Amsacta moloneyi

Scientific classification
- Kingdom: Animalia
- Phylum: Arthropoda
- Clade: Pancrustacea
- Class: Insecta
- Order: Lepidoptera
- Superfamily: Noctuoidea
- Family: Erebidae
- Subfamily: Arctiinae
- Genus: Amsacta
- Species: A. moloneyi
- Binomial name: Amsacta moloneyi Druce, 1887

= Amsacta moloneyi =

- Authority: Druce, 1887

Species of moth

Amsacta moloneyi is a moth of the family Erebidae. It is a species in the genus Amsacta, a genus of Tiger Moth mostly concentrated in southeastern africa, a few scattered across Asia. This specific species is most noted location is in Senegal, but also colonizes other areas of western and central Africa.

They are photophilic, meaning they’re attracted to light, like most species of moth. They eat many types of plants, but are mostly studied due to their impact on cowpea and cotton plants, being considered pests in the agricultural world. They most commonly go through one life cycle per year but have been known to potentially produce a second or even third generation depending on environmental conditions. They prefer arid conditions with a rainy season.

In northern Ghana, it has been reported as a pest of pearl millet crops.

== Phylogeny ==
Amsacta moloneyi, also known as Druce, shares a genus with 15 other species. They are in the tribe Arctiini, also known as Tiger moths. A key synapomorphy of tiger moths is a tympana which allows them to detects bat echolocation and also produce sound.

== Description ==
Larval

As a caterpillar, it’s described as hairy. It’s clear with light orange stripes and very long, white hairs all over its body.

Adult

Wings are off-white olive colored, the forewing with beige veins and the hindwing with 4 distinct dark brown spots. The femora and the costa of the wing are also a scarlet. The under abdomen and head are both off-white, the neck with a faint scarlet ring. From above, the abdomen is scarlet, the tip of the abdomen slightly darker. There are 5 elongated spots on its abdomen, the top of the abdomen also off-white.

== Life cycle ==
Variation in life cycle is dependent on genes and environmental factors but is different depending on the organism of this species. The Larval stage is about 19 days, the complete cycle lasting 30-35 days, assuming there is no diapause. However, diapause and quiescence is necessary for the development of the pupa, as there are periods on long drought in Africa. The larvae pupates around September, entering a diapause period during the dry season. It then goes into a stage of quiescence around April or May until conditions are favorable for the Adult to take flight.

Adults emerge around 3-4 days after rainfall, the rainy season effecting their emergence. This typically happens around June-July. This suggests one generation per year. Changing in rainy season could extend the time until the adult emerges until August.(French)

Adult flight normally lasts a week, but changing in rainy season has been known to effect the flight of Adults. Increased rainfall in these areas may change flight patterns, potentially extending their flight period and even allowing for a second generation in some cases. A population in New Delhi was even known to have 3 generations in one year.

== Habitat ==
Amsacta moloneyi ranges across western to central Africa, specifically studied in Senegal.
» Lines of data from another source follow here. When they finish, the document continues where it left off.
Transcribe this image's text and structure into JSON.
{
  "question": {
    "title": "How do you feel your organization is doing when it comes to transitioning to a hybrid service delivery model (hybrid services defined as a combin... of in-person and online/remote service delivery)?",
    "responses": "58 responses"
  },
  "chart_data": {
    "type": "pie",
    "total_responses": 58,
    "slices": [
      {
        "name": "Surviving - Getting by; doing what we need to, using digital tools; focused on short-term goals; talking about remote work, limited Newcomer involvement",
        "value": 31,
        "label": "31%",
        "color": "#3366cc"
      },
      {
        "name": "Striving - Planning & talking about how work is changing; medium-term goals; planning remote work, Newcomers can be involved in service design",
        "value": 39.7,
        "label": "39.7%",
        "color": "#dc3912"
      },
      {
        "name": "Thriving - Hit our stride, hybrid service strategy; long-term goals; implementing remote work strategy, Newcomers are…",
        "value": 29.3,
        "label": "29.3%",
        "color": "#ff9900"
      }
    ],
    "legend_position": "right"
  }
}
Specific countries recorded include Gambia, Ghana, Ivory Coast, Chad, Nigeria, and Sudan .There is also known to be a population in New Delhi, other species from the same genus ranging throughout southern Asia and southern Africa, however, research for this specific species has been focused on their impact on agriculture in western Africa. They colonize cowpea plants, being considered pests in these areas.

The range of this species is highly dependent on the humidity of the location. Their chrysalids need arid conditions to survive, so southward expansion where there is more rain is limited. They thrive in areas with stark rainy and dry seasons.

There is also a correlation in the distribution of a population and soil type, mostly the clay content. This is due to the “hardening” effect during a drought as it’s harder for chrysalids to survive. This may also be a reason for their unlikeliness to move southward. This was observed in other similar species of moths as well, comparing the pupae survival in sandy soils versus clay soils that hardened.

Diet

Amsacta moloneyi is polyphagous, meaning it eats many types of plants including many weeds, groundnut, young millet, and most agriculturally impactful, the cowpea. What it feeds on ultimately depends on the environmental conditions at the time and what it has access to. There is also evidence that when their population is increased, they will attack cotton seedlings, specifically in Sudan.

== Pest management strategies ==
Farmers use life cycle and behavior information on species such as the Druce to know when the best time is to plant their crops and how to deal with them. Pests play a big roll in agricultural production, being identified as the second largest restraint in their production. Integrated pest management is one way of dealing with these pests, as they can form a resistance to pesticides. For example, digging out pupae before the rains can prevent adults from emerging and reproducing. This was shown to help with a related species to the Amsacta moloneyi, the Amsacta moorei. A light trap can also be set up after heavy rains, as the moths are attracted to light.